Sadreddin Yüksel Hoca
1959 Yazında Bitlis-Kolongo Yaylasında, rahmetli Sadreddin Yüksel, rahmetli Metin Yüksel, Edip Yüksel ve rahmetli Süreyya Yüksel (Müfid Yüksel arşivi)
Çok geniş perspektife sahip olan Sadreddin Hoca, usul, fıkıh, kelam, tefsir, siyer, sarf ve nahiv dersleri vermek ile birlikte, Gülistan, Molla Camii Divanı, İbn Farız Divanı, Hafız Divanı, Halid-i Bağdadi Divanı ve Birgivi’nin Tarikat-ı Muhammediye adlı eserlerinden ders veriyordu. 60’lı yıllarda Hasan El Benna, Seyyid Kutub gibi şahsiyetlerin Arapça yazılmış eserlerini temin edip analiz eden bir birikime sahipti Sadreddin Hoca. Risale-i Nur’lara özel bir ilgisi olan Hocaefendi, bu eserlerden de dersler vermişti. Sadreddin Hoca 1958 yılında, Said Nursi’nin Birinci Dünya Savaşı’nda kaleme aldığı İşarat-ül İcaz adlı eserini yayına hazırlamış ve Arapça takriz yazmıştı.

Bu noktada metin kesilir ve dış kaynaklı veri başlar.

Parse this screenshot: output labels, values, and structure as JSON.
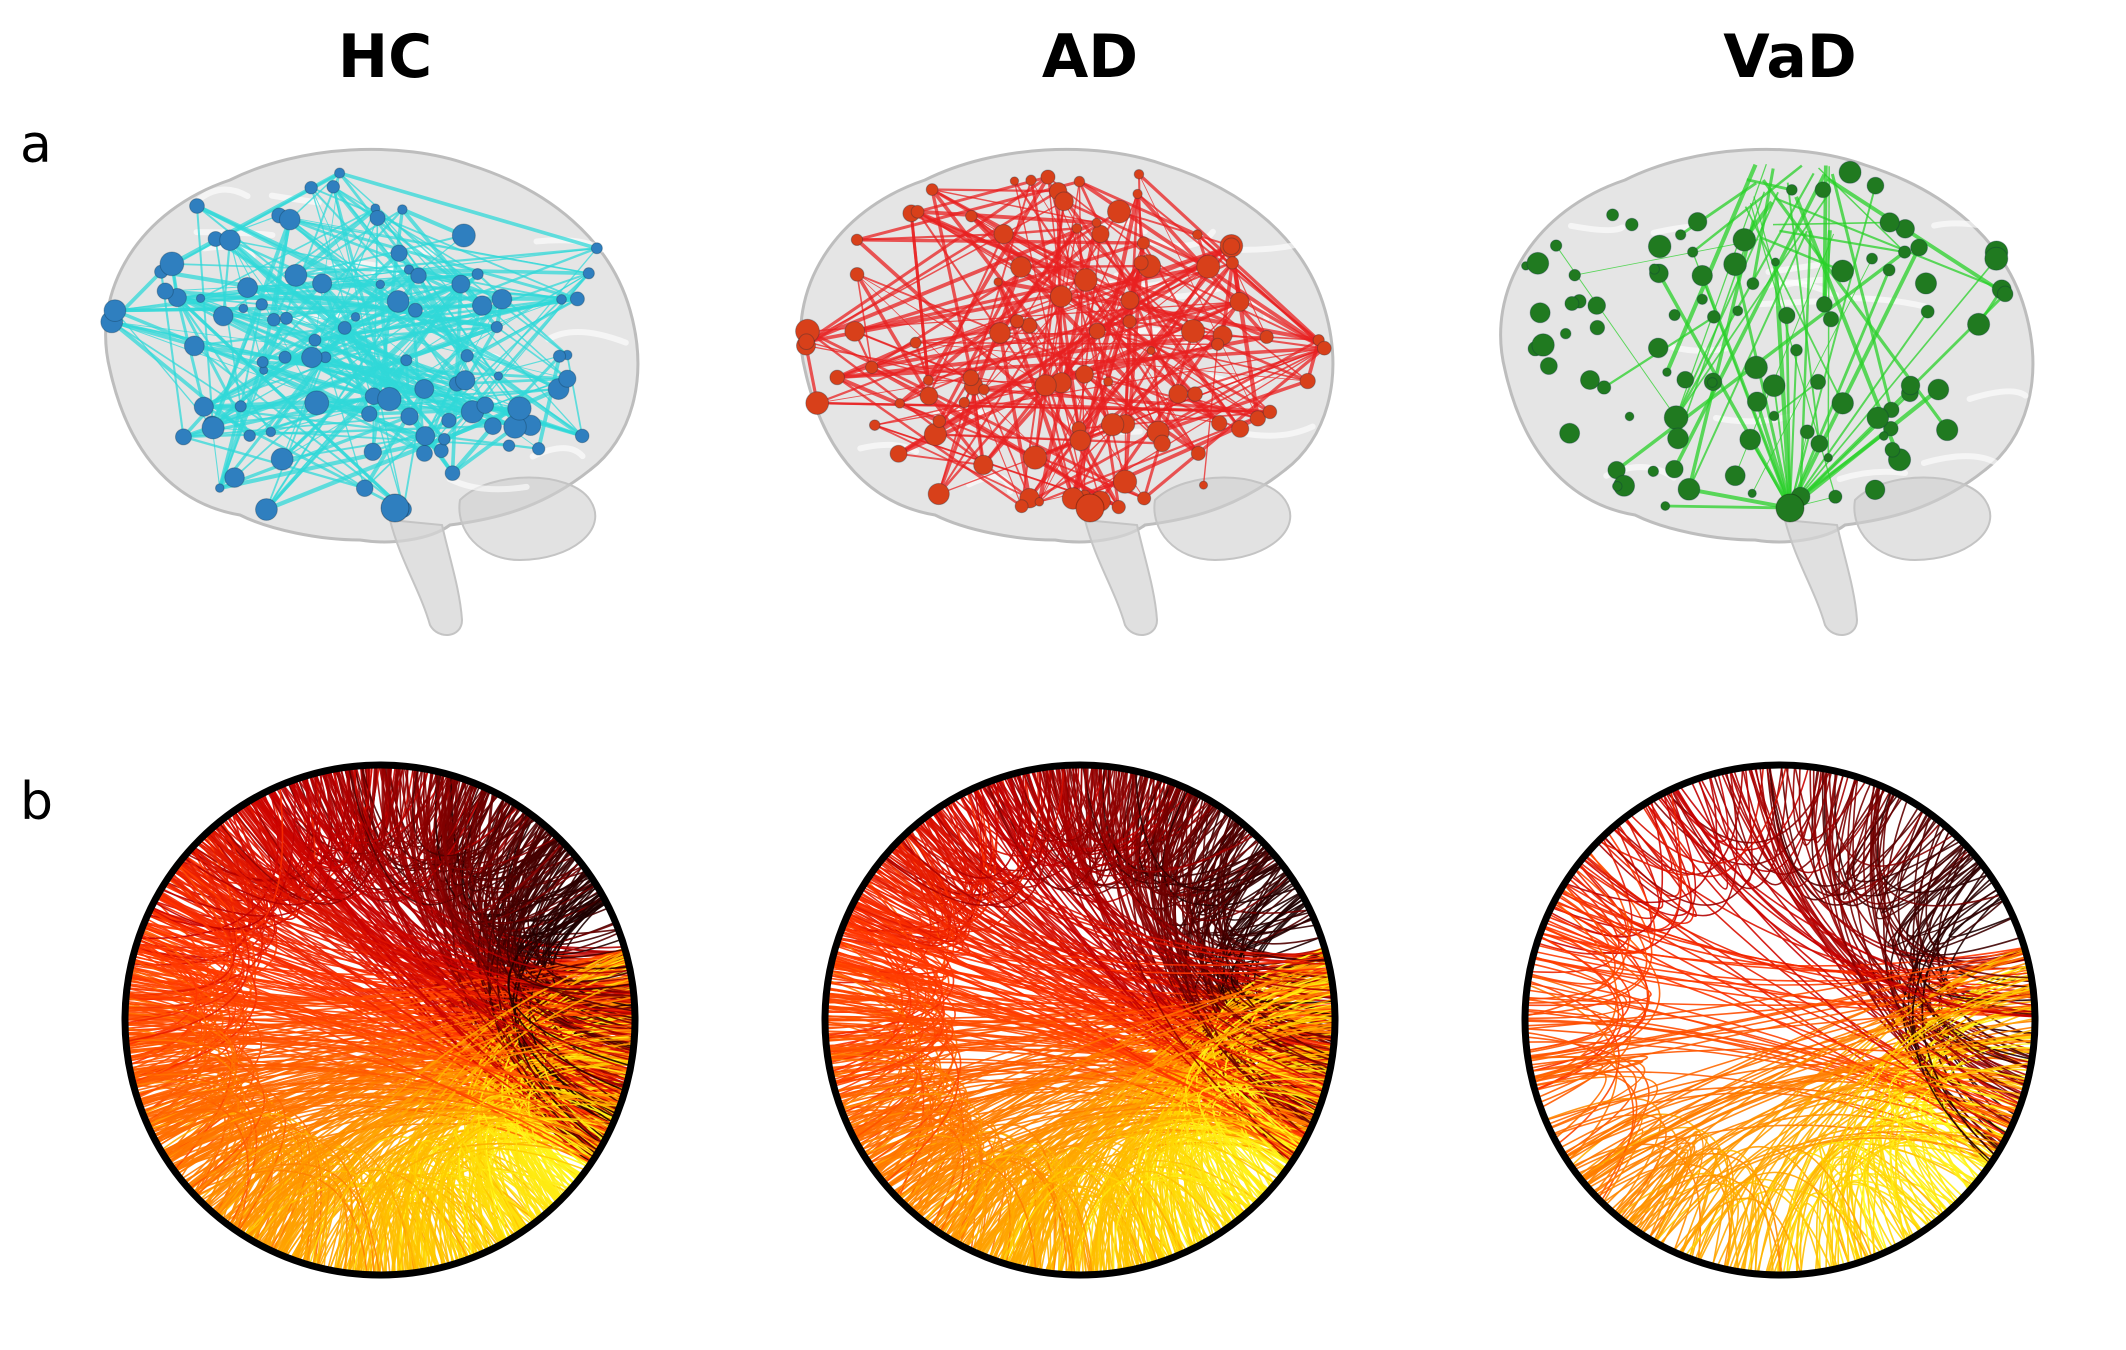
{
  "columns": [
    {
      "id": "hc",
      "title": "HC",
      "edge_color": "#30d8d8",
      "node_color": "#2f7fbf",
      "edge_density": 1.0
    },
    {
      "id": "ad",
      "title": "AD",
      "edge_color": "#e82020",
      "node_color": "#d8401a",
      "edge_density": 0.85
    },
    {
      "id": "vad",
      "title": "VaD",
      "edge_color": "#28d028",
      "node_color": "#207a20",
      "edge_density": 0.35
    }
  ],
  "row_labels": {
    "a": "a",
    "b": "b"
  },
  "colors": {
    "brain_fill": "#cfcfcf",
    "circle_border": "#000000",
    "gradient": [
      "#1a0000",
      "#7a0000",
      "#c80000",
      "#ff3300",
      "#ff6600",
      "#ffa000",
      "#ffd000",
      "#ffff20"
    ]
  }
}
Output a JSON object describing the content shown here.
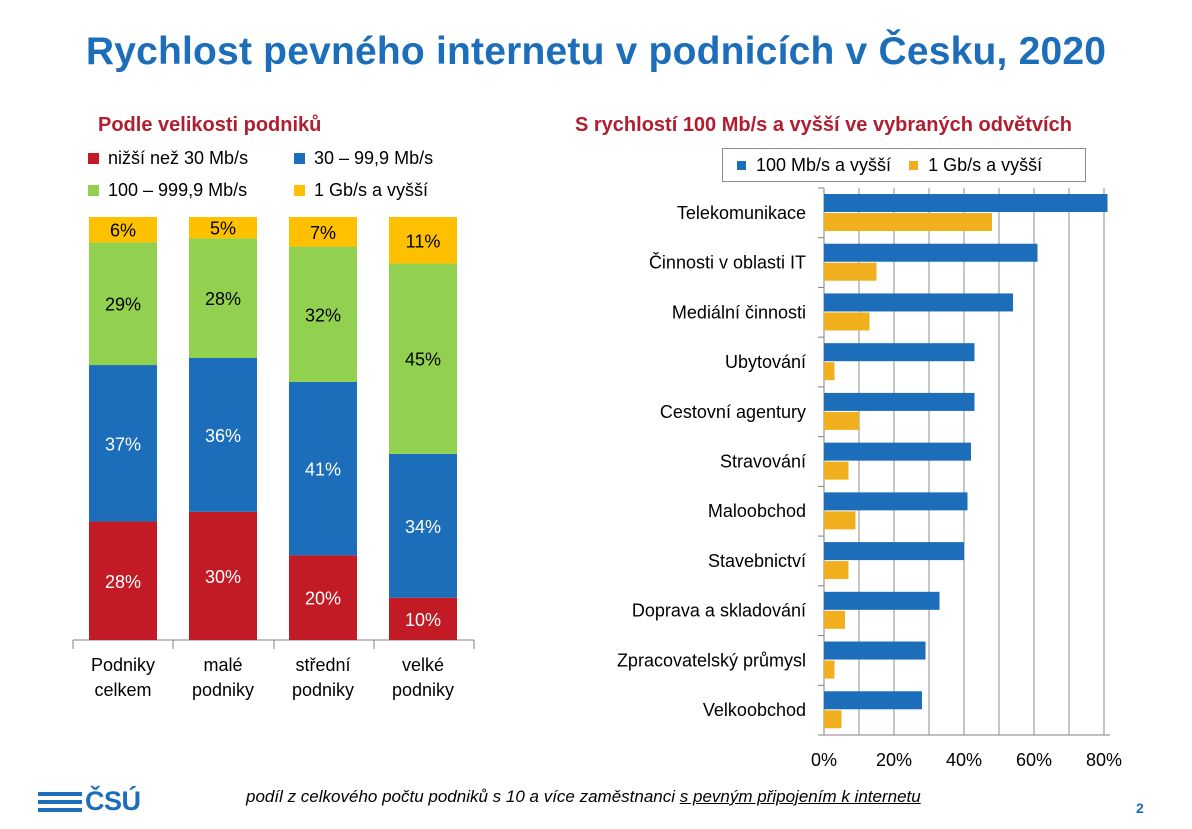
{
  "title": "Rychlost pevného internetu v podnicích v Česku, 2020",
  "left_subtitle": "Podle velikosti podniků",
  "right_subtitle": "S rychlostí 100 Mb/s a vyšší ve vybraných odvětvích",
  "footer": {
    "text_before": "podíl z celkového počtu podniků s 10 a více zaměstnanci ",
    "text_underlined": "s pevným připojením k internetu"
  },
  "page_number": "2",
  "logo_text": "ČSÚ",
  "colors": {
    "title": "#1c6dba",
    "subtitle": "#b01e2f",
    "red": "#c21b25",
    "blue": "#1c6dba",
    "green": "#92d050",
    "yellow": "#ffc000",
    "orange": "#f0b01e"
  },
  "chart_data": [
    {
      "type": "bar",
      "stacked": true,
      "orientation": "vertical",
      "title": "Podle velikosti podniků",
      "categories": [
        "Podniky celkem",
        "malé podniky",
        "střední podniky",
        "velké podniky"
      ],
      "category_lines": [
        [
          "Podniky",
          "celkem"
        ],
        [
          "malé",
          "podniky"
        ],
        [
          "střední",
          "podniky"
        ],
        [
          "velké",
          "podniky"
        ]
      ],
      "series": [
        {
          "name": "nižší než 30 Mb/s",
          "color": "#c21b25",
          "values": [
            28,
            30,
            20,
            10
          ]
        },
        {
          "name": "30 – 99,9 Mb/s",
          "color": "#1c6dba",
          "values": [
            37,
            36,
            41,
            34
          ]
        },
        {
          "name": "100 – 999,9 Mb/s",
          "color": "#92d050",
          "values": [
            29,
            28,
            32,
            45
          ]
        },
        {
          "name": "1 Gb/s a vyšší",
          "color": "#ffc000",
          "values": [
            6,
            5,
            7,
            11
          ]
        }
      ],
      "ylim": [
        0,
        100
      ],
      "unit": "%"
    },
    {
      "type": "bar",
      "orientation": "horizontal",
      "title": "S rychlostí 100 Mb/s a vyšší ve vybraných odvětvích",
      "categories": [
        "Telekomunikace",
        "Činnosti v oblasti IT",
        "Mediální činnosti",
        "Ubytování",
        "Cestovní agentury",
        "Stravování",
        "Maloobchod",
        "Stavebnictví",
        "Doprava a skladování",
        "Zpracovatelský průmysl",
        "Velkoobchod"
      ],
      "series": [
        {
          "name": "100 Mb/s a vyšší",
          "color": "#1c6dba",
          "values": [
            81,
            61,
            54,
            43,
            43,
            42,
            41,
            40,
            33,
            29,
            28
          ]
        },
        {
          "name": "1 Gb/s a vyšší",
          "color": "#f0b01e",
          "values": [
            48,
            15,
            13,
            3,
            10,
            7,
            9,
            7,
            6,
            3,
            5
          ]
        }
      ],
      "xlim": [
        0,
        85
      ],
      "xticks": [
        0,
        20,
        40,
        60,
        80
      ],
      "xtick_labels": [
        "0%",
        "20%",
        "40%",
        "60%",
        "80%"
      ],
      "legend_position": "top",
      "grid": true
    }
  ]
}
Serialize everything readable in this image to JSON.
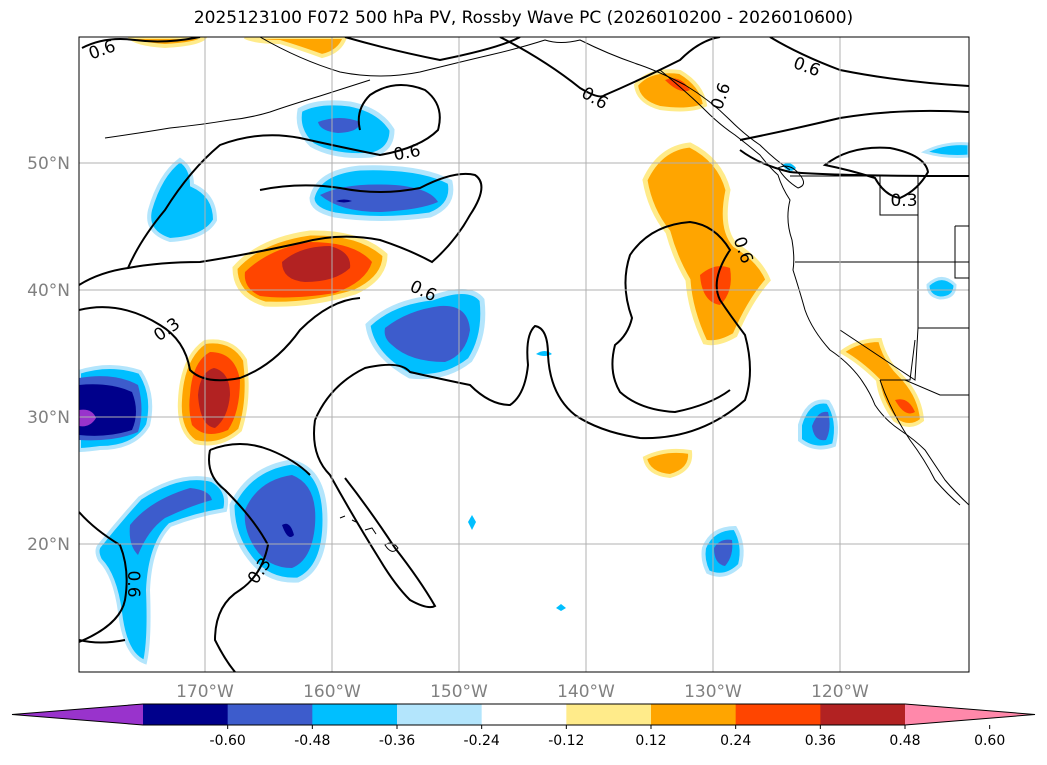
{
  "title": "2025123100 F072 500 hPa PV, Rossby Wave PC (2026010200 - 2026010600)",
  "gridlines": {
    "lat_labels": [
      "50°N",
      "40°N",
      "30°N",
      "20°N"
    ],
    "lon_labels": [
      "170°W",
      "160°W",
      "150°W",
      "140°W",
      "130°W",
      "120°W"
    ]
  },
  "contour_labels": [
    "0.6",
    "0.6",
    "0.6",
    "0.6",
    "0.3",
    "0.6",
    "0.6",
    "0.3",
    "0.3",
    "0.6",
    "0.6"
  ],
  "colorbar": {
    "colors": [
      "#9933cc",
      "#00008b",
      "#3d5ccc",
      "#00bfff",
      "#b3e5fc",
      "#ffffff",
      "#ffeb8a",
      "#ffa500",
      "#ff4500",
      "#b22222",
      "#ff88aa"
    ],
    "ticks": [
      "-0.60",
      "-0.48",
      "-0.36",
      "-0.24",
      "-0.12",
      "0.12",
      "0.24",
      "0.36",
      "0.48",
      "0.60"
    ]
  }
}
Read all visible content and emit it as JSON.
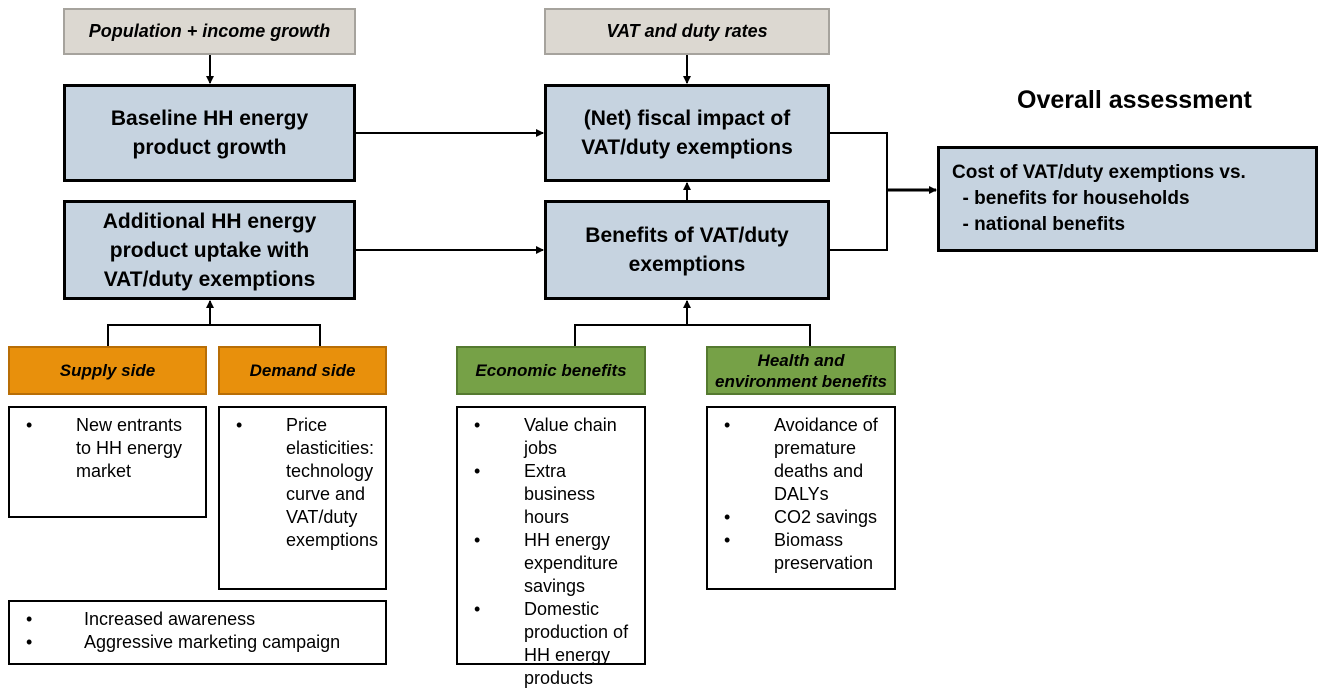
{
  "inputs": {
    "population": "Population + income growth",
    "rates": "VAT and duty rates"
  },
  "overall_heading": "Overall assessment",
  "baseline_box": {
    "lines": [
      "Baseline HH energy",
      "product growth"
    ]
  },
  "fiscal_box": {
    "lines": [
      "(Net) fiscal impact of",
      "VAT/duty exemptions"
    ]
  },
  "additional_box": {
    "lines": [
      "Additional HH energy",
      "product uptake with",
      "VAT/duty exemptions"
    ]
  },
  "benefits_box": {
    "lines": [
      "Benefits of VAT/duty",
      "exemptions"
    ]
  },
  "cost_box": {
    "lines": [
      "Cost of VAT/duty exemptions vs.",
      "  - benefits for households",
      "  - national benefits"
    ]
  },
  "categories": {
    "supply": "Supply side",
    "demand": "Demand side",
    "economic": "Economic benefits",
    "health": [
      "Health and",
      "environment benefits"
    ]
  },
  "lists": {
    "supply": [
      "New entrants to HH energy market"
    ],
    "demand": [
      "Price elasticities: technology curve and VAT/duty exemptions"
    ],
    "economic": [
      "Value chain jobs",
      "Extra business hours",
      "HH energy expenditure savings",
      "Domestic production of HH energy products"
    ],
    "health": [
      "Avoidance of premature deaths and DALYs",
      "CO2 savings",
      "Biomass preservation"
    ],
    "marketing": [
      "Increased awareness",
      "Aggressive marketing campaign"
    ]
  }
}
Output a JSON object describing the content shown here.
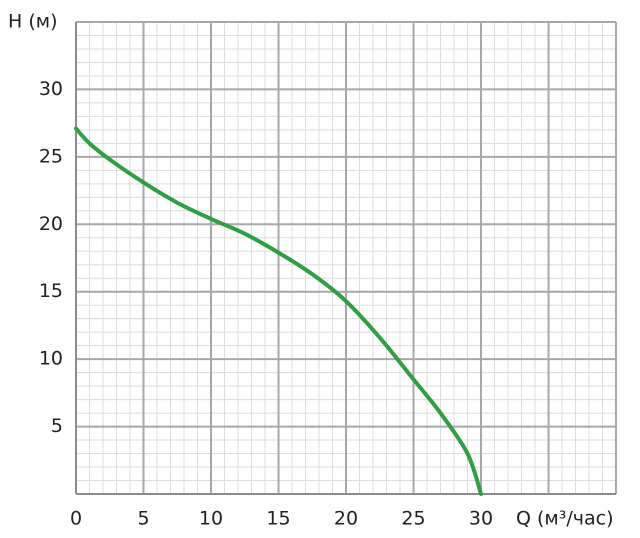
{
  "chart_data": {
    "type": "line",
    "y_label": "H (м)",
    "x_label": "Q (м³/час)",
    "x": [
      0,
      1,
      2.5,
      5,
      7.5,
      10,
      12.5,
      15,
      17.5,
      20,
      22.5,
      25,
      27,
      29,
      30
    ],
    "series": [
      {
        "color": "#2f9e44",
        "values": [
          27.1,
          26.0,
          24.8,
          23.1,
          21.6,
          20.4,
          19.3,
          17.9,
          16.3,
          14.3,
          11.6,
          8.5,
          6.0,
          3.0,
          0
        ]
      }
    ],
    "xlim": [
      0,
      40
    ],
    "ylim": [
      0,
      35
    ],
    "xticks": [
      0,
      5,
      10,
      15,
      20,
      25,
      30
    ],
    "yticks": [
      5,
      10,
      15,
      20,
      25,
      30
    ],
    "grid": true,
    "minor_grid": true
  }
}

Sadreddin Hoca’dan bahsedip çocuklarından bahsetmemek olmaz. Metin Yüksel, 1979 yılında Fatih Camii’nde Cuma namazı çıkışı şehid edilmişti. Edip Yüksel, “19 mucizesi” olarak nam bulan sapkın görüşleri ile tanınan bir kişidir. Sadreddin Hoca, Edip’in bu görüşlerinden dolayı kendisine reddiye yazmış ve mesafeli durmuştu. Müfit Yüksel, sosyolog kimliği ile tanınıyor. Alevilik, tarikatlar ve Kürd sorunu ile ilgili olarak görüşlerine başvurulan Müfit Yüksel, son dönemlerde İstanbul’daki tarihî eser ve mekânlar üzerine araştırmalar yapmaktadır.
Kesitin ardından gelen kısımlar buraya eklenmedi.